The Washington Post Op-Ed

 

Democracy Dies in Darkness

Opinions

Local social media users alter the way a story is received.

By: LeAnne Harris

July 18, 2018

Sometimes a story can get twisted in the media of what that story is truly trying to pursue. For even a simple story of a worker posting a picture on their social media account ended up going into ridicule. Today everything you say or do online comes with some type of back lash. Creating a future plan to help these situations of ‘fake news’, is one of many possibilities we can use to solve this problem of wrong doing on social media accounts involving news stories.

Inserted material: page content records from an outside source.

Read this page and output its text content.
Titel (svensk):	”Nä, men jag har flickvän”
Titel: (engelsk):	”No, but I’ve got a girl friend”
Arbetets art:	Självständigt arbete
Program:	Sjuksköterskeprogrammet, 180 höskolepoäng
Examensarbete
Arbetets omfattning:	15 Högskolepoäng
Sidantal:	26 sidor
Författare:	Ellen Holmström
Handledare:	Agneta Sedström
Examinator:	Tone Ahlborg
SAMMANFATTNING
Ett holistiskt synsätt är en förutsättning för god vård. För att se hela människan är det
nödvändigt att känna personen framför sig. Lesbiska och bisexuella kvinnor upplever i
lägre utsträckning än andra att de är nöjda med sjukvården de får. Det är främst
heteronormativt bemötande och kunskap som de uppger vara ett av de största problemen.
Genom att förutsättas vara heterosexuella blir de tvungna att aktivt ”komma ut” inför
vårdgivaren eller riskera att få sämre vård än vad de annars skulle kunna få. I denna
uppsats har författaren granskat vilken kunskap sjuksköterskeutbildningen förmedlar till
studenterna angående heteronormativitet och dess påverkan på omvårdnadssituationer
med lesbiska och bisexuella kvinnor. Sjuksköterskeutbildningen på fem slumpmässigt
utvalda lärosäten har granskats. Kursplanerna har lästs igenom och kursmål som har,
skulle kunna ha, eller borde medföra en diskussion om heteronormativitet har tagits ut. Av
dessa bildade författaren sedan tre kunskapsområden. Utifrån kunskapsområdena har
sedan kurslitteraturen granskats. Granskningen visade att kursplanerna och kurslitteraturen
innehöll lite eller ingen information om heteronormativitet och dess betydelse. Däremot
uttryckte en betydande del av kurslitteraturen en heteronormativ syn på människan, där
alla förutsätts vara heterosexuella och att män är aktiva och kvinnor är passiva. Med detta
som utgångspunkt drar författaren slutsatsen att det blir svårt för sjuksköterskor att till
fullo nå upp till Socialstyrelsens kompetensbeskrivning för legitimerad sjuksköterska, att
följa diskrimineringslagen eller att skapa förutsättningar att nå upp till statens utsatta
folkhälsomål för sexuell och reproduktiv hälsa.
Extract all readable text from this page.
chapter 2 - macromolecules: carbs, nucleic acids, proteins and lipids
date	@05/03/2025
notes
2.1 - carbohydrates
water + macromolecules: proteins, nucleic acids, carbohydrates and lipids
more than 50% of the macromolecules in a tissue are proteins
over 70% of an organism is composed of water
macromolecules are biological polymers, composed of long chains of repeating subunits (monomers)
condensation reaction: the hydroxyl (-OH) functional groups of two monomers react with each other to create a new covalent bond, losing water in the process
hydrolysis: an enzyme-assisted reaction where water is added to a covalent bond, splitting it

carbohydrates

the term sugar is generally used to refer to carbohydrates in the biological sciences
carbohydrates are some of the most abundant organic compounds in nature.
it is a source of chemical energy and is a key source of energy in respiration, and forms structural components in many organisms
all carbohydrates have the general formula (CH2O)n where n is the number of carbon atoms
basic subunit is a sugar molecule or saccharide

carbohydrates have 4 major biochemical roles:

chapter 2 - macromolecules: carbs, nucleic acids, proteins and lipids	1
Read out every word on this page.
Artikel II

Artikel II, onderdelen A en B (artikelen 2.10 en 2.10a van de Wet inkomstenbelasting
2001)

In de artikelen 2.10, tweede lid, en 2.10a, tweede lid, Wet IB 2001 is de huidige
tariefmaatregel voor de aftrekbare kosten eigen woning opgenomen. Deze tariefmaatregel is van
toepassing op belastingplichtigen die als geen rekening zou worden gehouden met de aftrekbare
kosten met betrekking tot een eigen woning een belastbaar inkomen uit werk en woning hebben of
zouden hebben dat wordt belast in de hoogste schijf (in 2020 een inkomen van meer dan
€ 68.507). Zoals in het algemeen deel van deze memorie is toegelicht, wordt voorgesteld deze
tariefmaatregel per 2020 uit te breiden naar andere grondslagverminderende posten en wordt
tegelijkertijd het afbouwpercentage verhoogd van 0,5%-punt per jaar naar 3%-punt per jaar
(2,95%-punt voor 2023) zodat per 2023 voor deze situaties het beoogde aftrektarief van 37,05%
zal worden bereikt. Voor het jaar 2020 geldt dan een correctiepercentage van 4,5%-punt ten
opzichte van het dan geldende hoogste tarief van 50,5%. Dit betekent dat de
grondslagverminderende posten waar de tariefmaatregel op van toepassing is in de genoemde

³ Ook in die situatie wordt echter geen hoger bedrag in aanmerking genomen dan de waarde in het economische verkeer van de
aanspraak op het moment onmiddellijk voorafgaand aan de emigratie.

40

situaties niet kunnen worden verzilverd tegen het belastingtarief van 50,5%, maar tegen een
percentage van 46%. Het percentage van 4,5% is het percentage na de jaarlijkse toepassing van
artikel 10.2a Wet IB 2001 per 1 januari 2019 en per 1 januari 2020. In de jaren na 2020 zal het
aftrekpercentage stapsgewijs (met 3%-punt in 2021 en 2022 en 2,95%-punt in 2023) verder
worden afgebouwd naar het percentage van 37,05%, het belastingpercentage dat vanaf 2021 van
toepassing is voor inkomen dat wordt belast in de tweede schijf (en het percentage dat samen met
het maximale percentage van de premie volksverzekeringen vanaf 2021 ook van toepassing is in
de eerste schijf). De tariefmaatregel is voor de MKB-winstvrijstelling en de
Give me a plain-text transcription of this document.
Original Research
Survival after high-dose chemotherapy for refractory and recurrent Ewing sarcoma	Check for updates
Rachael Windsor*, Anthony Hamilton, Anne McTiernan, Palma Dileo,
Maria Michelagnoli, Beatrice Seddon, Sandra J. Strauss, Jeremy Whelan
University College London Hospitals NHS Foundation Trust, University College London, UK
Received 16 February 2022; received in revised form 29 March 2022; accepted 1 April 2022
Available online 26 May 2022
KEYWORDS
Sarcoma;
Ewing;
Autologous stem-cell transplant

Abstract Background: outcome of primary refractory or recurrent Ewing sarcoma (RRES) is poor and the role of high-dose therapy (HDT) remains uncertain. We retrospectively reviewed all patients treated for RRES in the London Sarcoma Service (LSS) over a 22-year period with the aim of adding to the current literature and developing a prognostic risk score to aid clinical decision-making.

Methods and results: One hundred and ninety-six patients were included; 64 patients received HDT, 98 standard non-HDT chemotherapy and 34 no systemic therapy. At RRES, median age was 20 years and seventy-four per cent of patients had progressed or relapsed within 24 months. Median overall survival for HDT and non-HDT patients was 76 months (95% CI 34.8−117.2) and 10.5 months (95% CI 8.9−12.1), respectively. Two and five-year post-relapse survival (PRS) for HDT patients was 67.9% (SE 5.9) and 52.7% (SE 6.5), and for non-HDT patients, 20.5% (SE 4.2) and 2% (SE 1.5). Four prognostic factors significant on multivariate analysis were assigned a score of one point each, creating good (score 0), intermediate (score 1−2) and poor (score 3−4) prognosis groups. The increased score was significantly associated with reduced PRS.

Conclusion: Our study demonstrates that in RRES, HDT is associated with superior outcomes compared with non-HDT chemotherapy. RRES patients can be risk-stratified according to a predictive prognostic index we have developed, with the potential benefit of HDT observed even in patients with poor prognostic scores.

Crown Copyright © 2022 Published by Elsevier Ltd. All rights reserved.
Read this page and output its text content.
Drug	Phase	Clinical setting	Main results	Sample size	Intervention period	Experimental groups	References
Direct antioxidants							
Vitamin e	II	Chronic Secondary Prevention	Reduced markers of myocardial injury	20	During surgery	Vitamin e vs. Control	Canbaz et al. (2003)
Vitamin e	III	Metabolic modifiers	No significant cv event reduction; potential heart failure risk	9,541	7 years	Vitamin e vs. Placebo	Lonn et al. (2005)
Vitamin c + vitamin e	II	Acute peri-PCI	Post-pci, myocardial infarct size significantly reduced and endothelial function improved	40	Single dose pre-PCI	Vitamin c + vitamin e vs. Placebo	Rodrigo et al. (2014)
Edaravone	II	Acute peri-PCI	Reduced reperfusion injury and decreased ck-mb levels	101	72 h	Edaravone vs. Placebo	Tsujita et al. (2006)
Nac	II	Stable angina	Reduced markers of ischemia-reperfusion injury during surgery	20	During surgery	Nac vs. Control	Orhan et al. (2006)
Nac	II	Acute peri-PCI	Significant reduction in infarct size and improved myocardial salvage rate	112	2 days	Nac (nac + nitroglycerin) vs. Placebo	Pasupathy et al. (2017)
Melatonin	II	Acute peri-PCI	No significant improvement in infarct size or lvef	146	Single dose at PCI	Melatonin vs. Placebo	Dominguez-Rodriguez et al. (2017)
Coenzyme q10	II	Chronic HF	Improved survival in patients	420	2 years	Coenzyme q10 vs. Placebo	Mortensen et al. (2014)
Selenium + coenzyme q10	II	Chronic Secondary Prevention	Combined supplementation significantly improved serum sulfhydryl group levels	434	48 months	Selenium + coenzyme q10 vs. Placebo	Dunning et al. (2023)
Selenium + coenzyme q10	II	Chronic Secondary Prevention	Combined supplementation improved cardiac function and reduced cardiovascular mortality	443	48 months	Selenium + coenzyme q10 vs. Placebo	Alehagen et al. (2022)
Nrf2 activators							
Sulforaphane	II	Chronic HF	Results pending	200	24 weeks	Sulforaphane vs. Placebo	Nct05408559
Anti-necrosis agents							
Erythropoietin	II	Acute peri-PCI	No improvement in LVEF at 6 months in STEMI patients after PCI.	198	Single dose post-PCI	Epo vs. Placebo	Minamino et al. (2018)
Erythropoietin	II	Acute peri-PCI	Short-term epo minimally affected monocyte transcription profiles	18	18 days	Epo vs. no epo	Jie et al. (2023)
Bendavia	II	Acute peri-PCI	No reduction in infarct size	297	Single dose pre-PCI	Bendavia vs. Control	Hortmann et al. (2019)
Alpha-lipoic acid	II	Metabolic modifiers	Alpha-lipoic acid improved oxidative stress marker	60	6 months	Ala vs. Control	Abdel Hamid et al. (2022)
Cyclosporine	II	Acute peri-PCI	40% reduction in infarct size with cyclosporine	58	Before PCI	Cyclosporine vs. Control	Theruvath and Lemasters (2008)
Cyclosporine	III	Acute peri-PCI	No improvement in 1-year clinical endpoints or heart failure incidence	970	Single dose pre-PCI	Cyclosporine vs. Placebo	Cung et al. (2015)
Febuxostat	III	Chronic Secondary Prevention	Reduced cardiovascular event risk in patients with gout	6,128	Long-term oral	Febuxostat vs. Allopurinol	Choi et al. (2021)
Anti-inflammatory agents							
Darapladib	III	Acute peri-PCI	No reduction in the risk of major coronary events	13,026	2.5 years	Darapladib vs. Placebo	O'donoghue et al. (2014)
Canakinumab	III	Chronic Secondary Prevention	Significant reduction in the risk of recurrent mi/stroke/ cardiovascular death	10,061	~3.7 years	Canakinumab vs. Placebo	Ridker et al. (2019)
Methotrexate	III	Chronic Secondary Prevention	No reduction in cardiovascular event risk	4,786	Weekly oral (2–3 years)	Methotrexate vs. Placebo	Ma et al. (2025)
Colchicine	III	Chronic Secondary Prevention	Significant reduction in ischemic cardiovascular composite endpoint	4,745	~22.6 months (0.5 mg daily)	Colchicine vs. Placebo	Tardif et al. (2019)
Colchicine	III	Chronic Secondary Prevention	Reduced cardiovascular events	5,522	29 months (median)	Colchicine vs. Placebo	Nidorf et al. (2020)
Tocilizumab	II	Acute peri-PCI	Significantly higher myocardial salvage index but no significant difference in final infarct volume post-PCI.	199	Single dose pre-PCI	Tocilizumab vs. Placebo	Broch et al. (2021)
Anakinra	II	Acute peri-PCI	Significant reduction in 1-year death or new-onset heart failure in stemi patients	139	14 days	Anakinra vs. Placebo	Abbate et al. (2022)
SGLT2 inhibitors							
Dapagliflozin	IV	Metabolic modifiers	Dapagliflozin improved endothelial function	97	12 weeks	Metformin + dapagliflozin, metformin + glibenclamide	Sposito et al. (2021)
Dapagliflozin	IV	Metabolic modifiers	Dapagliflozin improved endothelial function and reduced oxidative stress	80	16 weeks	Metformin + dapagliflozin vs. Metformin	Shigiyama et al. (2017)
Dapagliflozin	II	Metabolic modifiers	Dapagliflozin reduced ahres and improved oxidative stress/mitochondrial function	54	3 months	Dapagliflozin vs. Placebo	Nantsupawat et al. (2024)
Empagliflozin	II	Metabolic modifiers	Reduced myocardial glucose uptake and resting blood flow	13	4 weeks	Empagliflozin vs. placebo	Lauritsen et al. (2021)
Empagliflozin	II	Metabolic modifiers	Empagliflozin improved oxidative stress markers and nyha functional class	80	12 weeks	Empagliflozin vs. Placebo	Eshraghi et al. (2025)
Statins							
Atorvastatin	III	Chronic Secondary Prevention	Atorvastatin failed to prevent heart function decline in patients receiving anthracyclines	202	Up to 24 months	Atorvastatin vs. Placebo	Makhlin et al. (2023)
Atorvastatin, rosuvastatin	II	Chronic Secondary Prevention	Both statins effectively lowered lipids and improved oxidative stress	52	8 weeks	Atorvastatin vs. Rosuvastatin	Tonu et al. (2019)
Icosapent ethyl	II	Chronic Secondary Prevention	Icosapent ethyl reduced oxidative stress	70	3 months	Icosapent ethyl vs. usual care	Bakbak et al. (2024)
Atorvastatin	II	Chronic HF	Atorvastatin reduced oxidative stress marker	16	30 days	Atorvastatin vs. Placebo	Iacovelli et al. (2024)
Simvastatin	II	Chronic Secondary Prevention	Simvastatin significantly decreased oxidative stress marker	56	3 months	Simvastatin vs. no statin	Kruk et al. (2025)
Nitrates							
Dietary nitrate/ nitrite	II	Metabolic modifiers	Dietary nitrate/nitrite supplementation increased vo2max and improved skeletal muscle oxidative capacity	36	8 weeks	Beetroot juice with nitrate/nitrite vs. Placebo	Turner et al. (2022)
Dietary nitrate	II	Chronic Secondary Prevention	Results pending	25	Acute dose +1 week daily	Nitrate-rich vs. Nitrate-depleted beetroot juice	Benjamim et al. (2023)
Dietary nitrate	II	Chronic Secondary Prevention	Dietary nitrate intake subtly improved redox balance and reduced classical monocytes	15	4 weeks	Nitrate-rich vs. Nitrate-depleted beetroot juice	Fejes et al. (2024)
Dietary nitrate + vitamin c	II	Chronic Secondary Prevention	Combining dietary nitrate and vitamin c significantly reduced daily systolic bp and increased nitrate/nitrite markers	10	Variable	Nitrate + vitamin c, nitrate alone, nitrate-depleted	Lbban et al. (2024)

On Monday, July 16th, a Lynchburg burger restaurant ‘Beer 88’ went on Facebook to post a harsh post when 17-year old Cohen Naulty paid his tab with nothing but a 20-dollar bill, dimes and nickels, and was polite enough to leave the server a 10-dollar tip as well. Beer 88 posted an actual photo of Nauly’s bill and change on the social media app captioning the photo as, “how not to pay at a restaurant.”

After the restaurant posted the photo, they received several harsh comments under the Facebook post on how Beer 88’s post lacked taste. After a heated hour of receiving comments of the restaurants lack of costumer service, Beer 88 later apologized about their ridiculous post. The power of Facebook did not stop there however.

On Tuesday, July 17th another restaurant in Forest, Lynchburg, Brauburgers, went to state that they would be holding a “Burgers for Change” event the 19th of July in response to what Beer 88 forwarded to Facebook. On this day, Brauburgers was offering customers 15% off their food bill if they paid for burgers in nothing but change. After the nights’ event was through, the restaurant donated 20% of the night’s gross sales to a selected charity.

After the backlash that the Beer 88 restaurant received, the owner Yao Liu did not back down from her employee’s post. Liu, the owner of the Beer 88 restaurant, stated that she was going to delete, but the post was not originally posted to end up making this terrible turn online. A loyal customer to Beer 88, Caroll Henning, stated how the restaurant’s employees were nothing but nice people, but with the power of the internet and everyone taking everything online to heart is one the significant consequences of this extensive story.

After becoming familiar with the situation and reading several other articles regarding to the significant event, I came to see how this story took a big turn after reaching the public’s online eye. After reading the several articles that I did, this whole situation should and could have been avoided by the Beer 88 employee not posting anything at all. The employee may have had not wanted this post to have as much backlash as it did. The power of the internet, especially Facebook can have a greater affect on someone’s life or the message they are trying to send out to the social world.

Take this recent story, think about how it twisted so quickly and how much both restaurants, Beer 88 and Brauburgers, received attention from the news and social medias. Imagine you were this server from Beer 88 and how you did not mean for this story to “blow up” the way it did. Now imagine you are 17-year-old Cohen Nauly, just trying to pay for your well-deserved meal. Both scenarios have their own background, but with the interaction that the internet, your story gets lost. Did the power of the internet loose the truth of this story? Yes. Did this HAVE to escalade the way that it did? No. Another solution that could had quickly solved this problem on both sides, online users and the owners, was to just take the post down. Yes, once something is online, it is there forever, but this could had solved some of the backlash a lot sooner than later.

Many stories on the internet for years have made headlines based from how the internet has escalated on the main story and they have become lost in translation. Social media has affected many lives of individuals from this very reason of stories being lost translation and its’ twisted ways. The internet has no passion for who, what, or how it may have a greater effect on people’s lives.

Just like this story of the boy with change and the server who was trying to show attention to what public service workers deal with every day, the story got warped. What the restaurant’s employee was wrong in many ways, but I do not believe the harsh post was intended to be the way that social media users portrayed the post to be the employee’s intention. After reading the story and trying to see it from the employee’s point of view, I get where they were coming from with explaining her troubles working in the food service industry.

The only way that social media can change regarding to the spreading the news, is to get the story behind both ends of that said story before judging another person of their story. Not everything you read online is the truth. How can we as this generation bring down these false stories and incorporate more truth you ask? By just doing simple research and doing your own investigation and the real-world will find the real-truth.